The Ministry of Natural Resources and Environment has ruled out the mass slaughter of open-billed storks in Nakhon Sawan and the outskirts of Bangkok, saying there was no compelling evidence to suggest they were carriers of bird flu.

''It is probably not true that they carry the disease.

''It could be other species,'' said Minister Praphat Panyachartrak yesterday after talks with veterinarians at the ministry.

Laboratory tests showed live storks in Bueng Borapet wetland in Nakhon Sawan province and Lat Krabang district in Bangkok were free of bird flu. Some of the birds which died, which were small in number, had the virus.

Test results which linked some storks to the virus stirred a debate on whether all 70,000 of them should be destroyed.

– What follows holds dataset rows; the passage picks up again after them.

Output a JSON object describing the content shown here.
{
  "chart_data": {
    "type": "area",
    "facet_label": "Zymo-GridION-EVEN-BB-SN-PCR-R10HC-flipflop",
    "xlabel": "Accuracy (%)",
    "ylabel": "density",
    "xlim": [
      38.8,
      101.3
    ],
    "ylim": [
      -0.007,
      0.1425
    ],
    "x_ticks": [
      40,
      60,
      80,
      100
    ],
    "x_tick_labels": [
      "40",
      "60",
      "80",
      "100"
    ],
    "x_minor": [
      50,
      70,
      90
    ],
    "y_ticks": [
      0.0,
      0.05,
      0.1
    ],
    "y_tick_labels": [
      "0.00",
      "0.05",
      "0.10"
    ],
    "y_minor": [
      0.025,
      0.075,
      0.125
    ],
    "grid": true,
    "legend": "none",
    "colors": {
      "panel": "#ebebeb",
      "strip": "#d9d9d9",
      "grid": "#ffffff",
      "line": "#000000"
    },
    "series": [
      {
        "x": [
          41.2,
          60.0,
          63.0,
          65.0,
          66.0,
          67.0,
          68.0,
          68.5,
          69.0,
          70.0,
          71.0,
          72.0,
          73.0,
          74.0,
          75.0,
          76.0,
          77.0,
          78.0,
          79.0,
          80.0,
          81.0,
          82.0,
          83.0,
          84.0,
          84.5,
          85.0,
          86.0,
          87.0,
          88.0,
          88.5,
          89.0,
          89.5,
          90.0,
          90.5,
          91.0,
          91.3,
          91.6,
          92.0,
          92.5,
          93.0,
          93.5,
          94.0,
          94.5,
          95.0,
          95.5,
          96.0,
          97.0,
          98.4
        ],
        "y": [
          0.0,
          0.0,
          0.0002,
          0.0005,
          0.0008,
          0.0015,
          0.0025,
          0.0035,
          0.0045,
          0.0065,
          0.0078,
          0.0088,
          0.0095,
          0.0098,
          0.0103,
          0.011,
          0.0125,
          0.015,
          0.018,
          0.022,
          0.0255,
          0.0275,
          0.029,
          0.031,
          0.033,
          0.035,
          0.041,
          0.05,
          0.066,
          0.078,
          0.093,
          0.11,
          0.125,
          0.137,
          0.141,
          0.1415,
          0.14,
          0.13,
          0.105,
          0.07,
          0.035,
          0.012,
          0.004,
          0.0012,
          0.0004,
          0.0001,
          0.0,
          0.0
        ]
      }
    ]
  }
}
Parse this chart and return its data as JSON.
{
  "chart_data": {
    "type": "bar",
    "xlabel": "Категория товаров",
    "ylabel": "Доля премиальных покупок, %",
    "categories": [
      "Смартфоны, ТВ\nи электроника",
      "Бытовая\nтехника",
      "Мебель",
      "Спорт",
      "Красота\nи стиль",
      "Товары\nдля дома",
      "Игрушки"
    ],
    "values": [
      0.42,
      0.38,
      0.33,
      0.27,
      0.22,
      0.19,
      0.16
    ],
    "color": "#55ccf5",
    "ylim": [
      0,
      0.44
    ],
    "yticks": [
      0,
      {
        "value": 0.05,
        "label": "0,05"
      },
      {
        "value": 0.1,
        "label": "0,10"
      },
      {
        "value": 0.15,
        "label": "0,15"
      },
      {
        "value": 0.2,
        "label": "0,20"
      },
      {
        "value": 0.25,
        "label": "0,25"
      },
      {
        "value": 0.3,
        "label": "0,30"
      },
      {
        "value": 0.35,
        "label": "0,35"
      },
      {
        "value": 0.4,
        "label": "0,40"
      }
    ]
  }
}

Mr Praphat said he was not convinced killing the birds was necessary, adding.the two areas had already become permanent habitats for the storks, and it was unlikely they brought the disease from abroad.

He compared storks in Bueng Boraphet and Lat Krabang with those at Wat Phai Lom, a riverside temple in Pathum Thani province, which migrated from Bangladesh in the winter, and found that the migratory birds were still free of the virus.

''It is possible the dead storks caught the disease from sick chickens here,'' he said.

Mr Praphat said killing all the storks would pose a threat to the ecological system. Each day one stork cleared up to 30 cherry snails, a farm pest.

About 30,000 open-billed storks live in Bueng Boraphet swamp and 40,000 in Lat Krabang district.

Test results on samples of waterfowl at Kampaengsan district of Nakhon Pathom showed they were free from bird flu, Mr Praphat said. Dead waterfowl was a cause of the small outbreak of the virus in Hong Kong in late 2002 and early 2003.

Rattapan Pattanarangsan, of Mahidol University's veterinary faculty, said people should not blame migratory birds for the virus.

He said only two stork carcasses collected in Phut Khao in Lat Krabang were found to have the virus.